Three. Scooting is very much a young person's game.

Of the dozens of people I've seen zipping around various beach communities, I can recall exactly one who appeared to be over 40. The majority appeared to be in their 20s. Part of this can be explained by the appeal of different activities to different age groups, but a lot of it comes down to factors like balance, even more than writing a bicycle. To get on one of these scooters requires one be confident on one's feet, which leads us to the next point...

Four. Scooters are almost exclusively an alternative to walking.

When we discuss electric scooters as a form of transportation, it is important to note that virtually everyone who rides one of these is capable of walking and the vast majority of the trips they take could be done on foot. Bicycles, with their greater range, ability to handle rougher terrain, can be operated reasonably safely at night, and options for hauling cargo, are often a viable alternative to cars, buses, and subways. None of this applies to scooters.
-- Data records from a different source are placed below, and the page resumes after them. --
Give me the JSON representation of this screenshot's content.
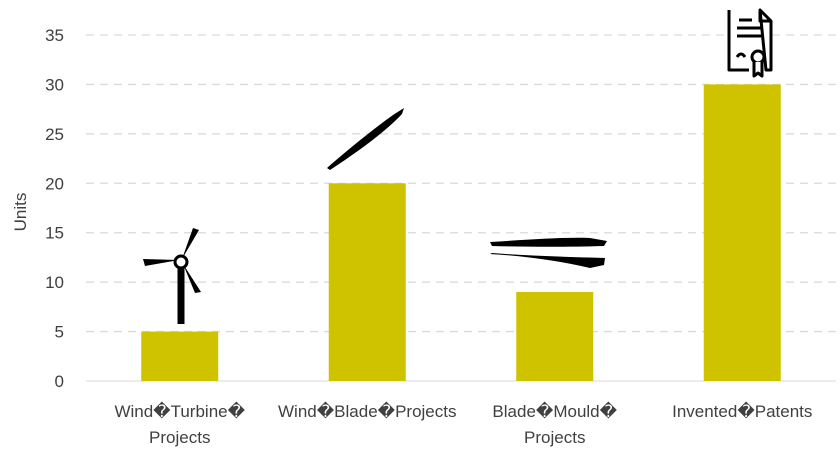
{
  "chart_data": {
    "type": "bar",
    "categories": [
      [
        "Wind�Turbine�",
        "Projects"
      ],
      [
        "Wind�Blade�Projects"
      ],
      [
        "Blade�Mould�",
        "Projects"
      ],
      [
        "Invented�Patents"
      ]
    ],
    "values": [
      5,
      20,
      9,
      30
    ],
    "ylabel": "Units",
    "ylim": [
      0,
      35
    ],
    "yticks": [
      0,
      5,
      10,
      15,
      20,
      25,
      30,
      35
    ],
    "grid": true,
    "legend": "none",
    "colors": {
      "bar": "#cfc300",
      "icon": "#000000",
      "grid": "#d9d9d9",
      "text": "#404040"
    },
    "icons": [
      "wind-turbine-icon",
      "turbine-blade-icon",
      "blade-mould-icon",
      "patent-certificate-icon"
    ]
  }
}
Five. And pedestrians hate them.

It seems a safe bet that most urban transportation experts would argue that we should prioritize pedestrians first with cyclists a close second followed by various forms of public transportation like buses and subways with cars a distant last. Scooters provide an alternative to walking that inconveniences and sometimes endangers pedestrians. The hazards will be difficult to address – – you can make all the rules you want, but scooters are simply better suited for sidewalks than roads – – but the inconvenience could largely be avoided except for...

Six. Ddulite fallacy and the false dichotomy between dockless and nothing.

This goes back to our long running discussion of the profoundly irrational tendency particularly among journalists and investors to reject the tools that are most appropriate for a given job in favor of some shiny new tech. In this case, it is notable how the concept of docking stations have been relegated to the antiquated pile. Keep in mind that almost everyone who would consider using a scooter is capable of walking a few blocks to and from the stations and that having an assigned place for unused scooters would remove most of the complaints about inconvenience.

Seven. But there are hundreds of millions of reasons why we are going to hear a rational conversation on the subject.

Given the limited potential size of this market, the valuation of these companies is absolutely insane. With Uber and Netflix there was at least a highly improbable scenario for justifying the investments and stock prices. With the scooter industry, there's not even that. Nonetheless all of this money means that small armies of lobbyist and PR hacks are currently being marshaled. Already regulations are being captured and journalists are being dictated to. Unquestionably there will be more to this story, but I'm pretty sure it will have a familiar ring to it.